A well behaved program.
Memory leak detection is a road well traveled. Although many other good options are available, we believe our approach has major benefits, such as:
- No changes at all to existing project build
- No header files required by the project code
- No runtime dependencies to worry about
- No system configuration to think about
A person would use this mode to track memory leaks in an application or in an activity within the application. A memory leak from the Profiler's point of view is a successful call made to a memory allocation function that returns a memory address for which no matching call is made to free that address.

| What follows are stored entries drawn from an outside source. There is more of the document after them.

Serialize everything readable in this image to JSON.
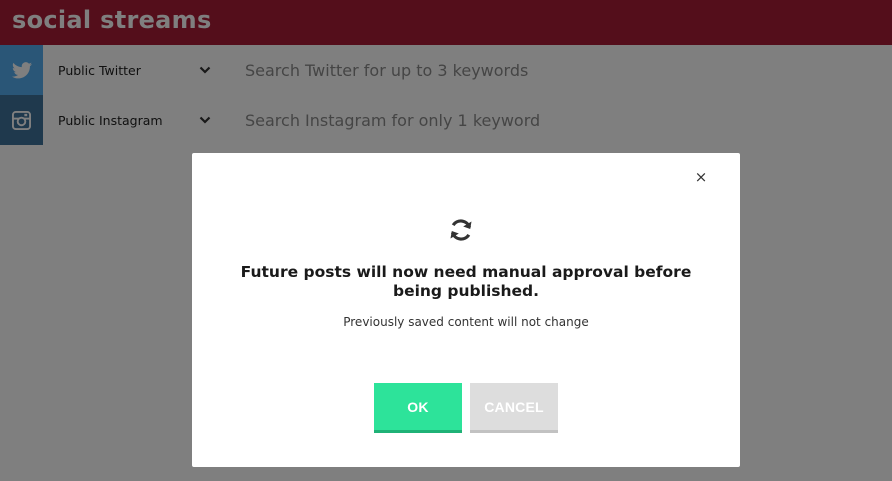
{
  "header": {
    "title": "social streams"
  },
  "streams": [
    {
      "icon": "twitter-icon",
      "source": "Public Twitter",
      "placeholder": "Search Twitter for up to 3 keywords",
      "value": ""
    },
    {
      "icon": "instagram-icon",
      "source": "Public Instagram",
      "placeholder": "Search Instagram for only 1 keyword",
      "value": ""
    }
  ],
  "modal": {
    "close_label": "×",
    "icon": "refresh-icon",
    "heading_line1": "Future posts will now need manual approval before",
    "heading_line2": "being published.",
    "subtext": "Previously saved content will not change",
    "ok_label": "OK",
    "cancel_label": "CANCEL"
  },
  "colors": {
    "header": "#a81c37",
    "twitter": "#55acee",
    "instagram": "#3f729b",
    "ok": "#2de39a",
    "cancel": "#dddddd"
  }
}
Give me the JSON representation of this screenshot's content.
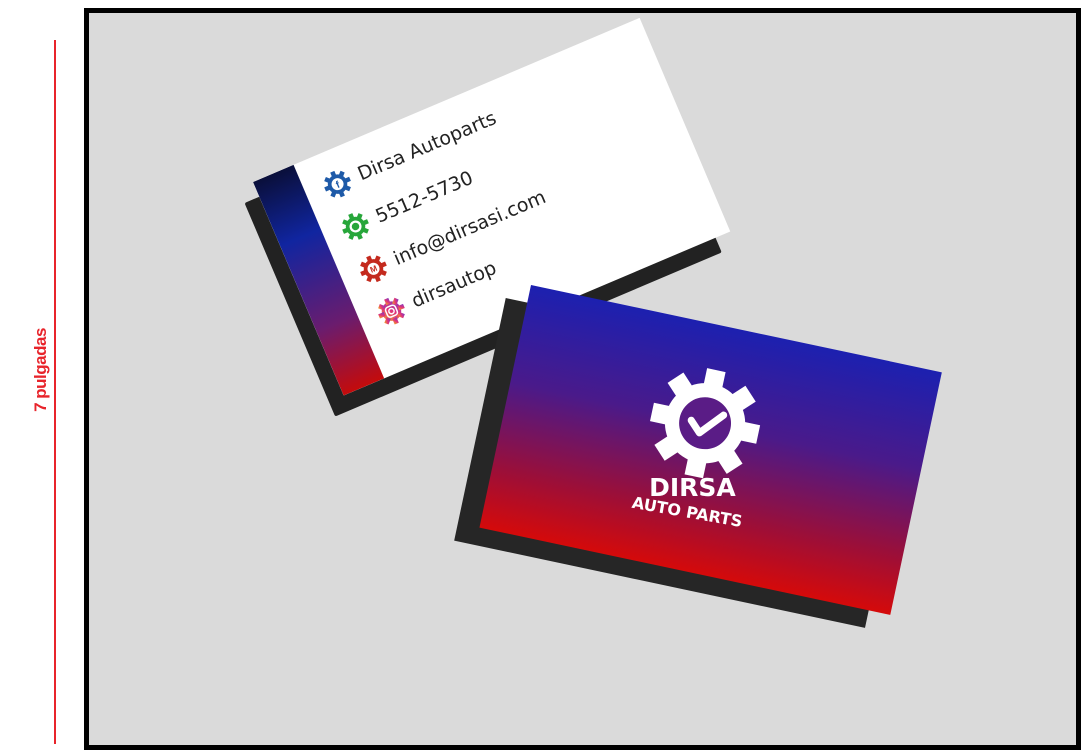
{
  "ruler": {
    "label": "7 pulgadas",
    "color": "#e8242b"
  },
  "back_card": {
    "stripe_colors": [
      "#0a0f3a",
      "#1025a0",
      "#c40b0b"
    ],
    "contacts": [
      {
        "icon": "facebook-gear-icon",
        "text": "Dirsa Autoparts",
        "color": "#1e5aa8"
      },
      {
        "icon": "whatsapp-gear-icon",
        "text": "5512-5730",
        "color": "#27a63a"
      },
      {
        "icon": "gmail-gear-icon",
        "text": "info@dirsasi.com",
        "color": "#c42a1e"
      },
      {
        "icon": "instagram-gear-icon",
        "text": "dirsautop",
        "color": "#e07a1a"
      }
    ]
  },
  "front_card": {
    "logo_icon": "gear-check-icon",
    "brand_name": "DIRSA",
    "brand_sub": "AUTO PARTS",
    "gradient": [
      "#1c20b0",
      "#d50a0a"
    ]
  }
}
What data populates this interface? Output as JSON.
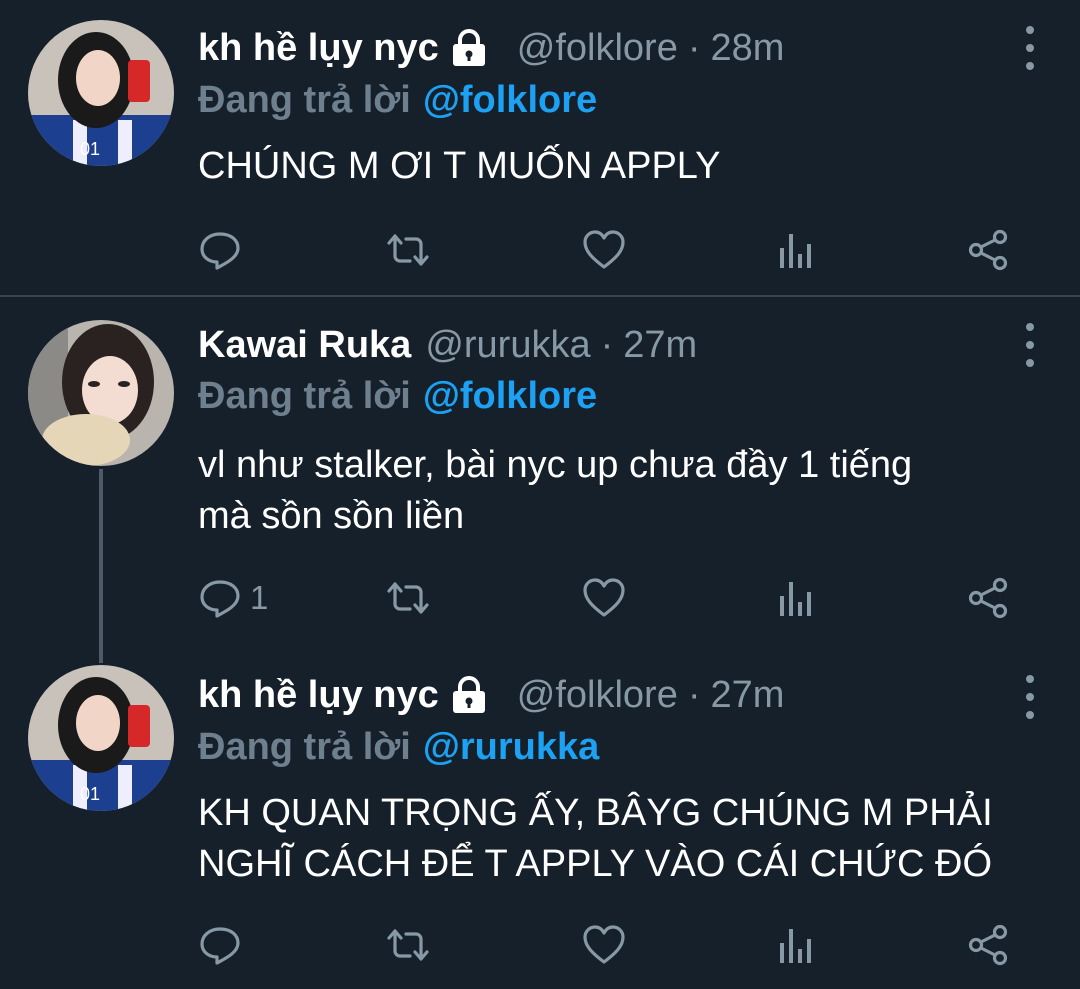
{
  "tweets": [
    {
      "name": "kh hề lụy nyc",
      "protected": true,
      "handle": "@folklore",
      "separator": "·",
      "time": "28m",
      "reply_prefix": "Đang trả lời",
      "reply_to": "@folklore",
      "lines": [
        "CHÚNG M ƠI T MUỐN APPLY"
      ],
      "reply_count": ""
    },
    {
      "name": "Kawai Ruka",
      "protected": false,
      "handle": "@rurukka",
      "separator": "·",
      "time": "27m",
      "reply_prefix": "Đang trả lời",
      "reply_to": "@folklore",
      "lines": [
        "vl như stalker, bài nyc up chưa đầy 1 tiếng",
        "mà sồn sồn liền"
      ],
      "reply_count": "1"
    },
    {
      "name": "kh hề lụy nyc",
      "protected": true,
      "handle": "@folklore",
      "separator": "·",
      "time": "27m",
      "reply_prefix": "Đang trả lời",
      "reply_to": "@rurukka",
      "lines": [
        "KH QUAN TRỌNG ẤY, BÂYG CHÚNG M PHẢI",
        "NGHĨ CÁCH ĐỂ T APPLY VÀO CÁI CHỨC ĐÓ"
      ],
      "reply_count": ""
    }
  ],
  "icons": [
    "reply-icon",
    "retweet-icon",
    "like-icon",
    "analytics-icon",
    "share-icon",
    "more-icon",
    "lock-icon"
  ],
  "colors": {
    "background": "#15202b",
    "secondary_text": "#8899a6",
    "mention": "#1da1f2",
    "divider": "#38444d"
  }
}
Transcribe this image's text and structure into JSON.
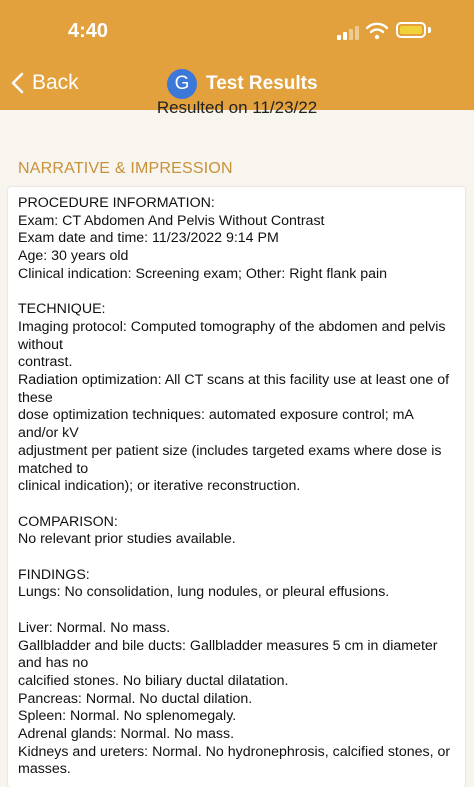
{
  "status_bar": {
    "time": "4:40",
    "battery_color": "#f2d23a"
  },
  "nav": {
    "back_label": "Back",
    "avatar_letter": "G",
    "title": "Test Results",
    "header_color": "#e2a13c"
  },
  "resulted_text": "Resulted on 11/23/22",
  "section_heading": "NARRATIVE & IMPRESSION",
  "report": {
    "procedure": {
      "heading": "PROCEDURE INFORMATION:",
      "lines": [
        "Exam: CT Abdomen And Pelvis Without Contrast",
        "Exam date and time: 11/23/2022 9:14 PM",
        "Age: 30 years old",
        "Clinical indication: Screening exam; Other: Right flank pain"
      ]
    },
    "technique": {
      "heading": "TECHNIQUE:",
      "lines": [
        "Imaging protocol: Computed tomography of the abdomen and pelvis",
        "without",
        "contrast.",
        "Radiation optimization: All CT scans at this facility use at least one of",
        "these",
        "dose optimization techniques: automated exposure control; mA",
        "and/or kV",
        "adjustment per patient size (includes targeted exams where dose is",
        "matched to",
        "clinical indication); or iterative reconstruction."
      ]
    },
    "comparison": {
      "heading": "COMPARISON:",
      "lines": [
        "No relevant prior studies available."
      ]
    },
    "findings": {
      "heading": "FINDINGS:",
      "lines_a": [
        "Lungs: No consolidation, lung nodules, or pleural effusions."
      ],
      "lines_b": [
        "Liver: Normal. No mass.",
        "Gallbladder and bile ducts: Gallbladder measures 5 cm in diameter",
        "and has no",
        "calcified stones. No biliary ductal dilatation.",
        "Pancreas: Normal. No ductal dilation.",
        "Spleen: Normal. No splenomegaly.",
        "Adrenal glands: Normal. No mass.",
        "Kidneys and ureters: Normal. No hydronephrosis, calcified stones, or",
        "masses."
      ]
    }
  }
}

The Memory Leak detection works through hooking. The memory routines of the process are hooked to track when memory is both allocated and freed. Call Stacks are captured at the point of the allocation and this information is collated in Enterprise Architect to produce a report in the form of a Call Graph. Capture is controlled; that is, the hooking mechanisms can be enabled or disabled on demand.
Depending on the type of program and its memory consumption, you could employ an appropriate strategy. For small programs, you might track the program from start to finish. For larger windowed programs, you would probably do better by toggling capturing before and after a specific task to avoid tracking too much data.
Results can be produced at any time during the session; however, capture must be disabled in order for theto become active. It is your decision how long you let the Profiler run. You enable the Report button by either pausing capture or stopping the Profiler altogether.
Results are displayed in a Report view. The report initially opens with two tabs visible; a single weighted Call Graph and a Function Summary. The Call Graph depicts all the Call Stacks that led to memory allocations, and are aggregated and weighted according to the frequency of the pattern.
Reports can contain a variable amount of 'noise'. To focus on an area you have specific concerns for, locate a function known to you in the summary report and use that to navigate directly into the line in the graph where it is featured.
For best results, the image and its modules should be built with debug information included, and without optimizations. Any module with the Frame Pointer Omission (FPO) optimization is likely to produce misleading results.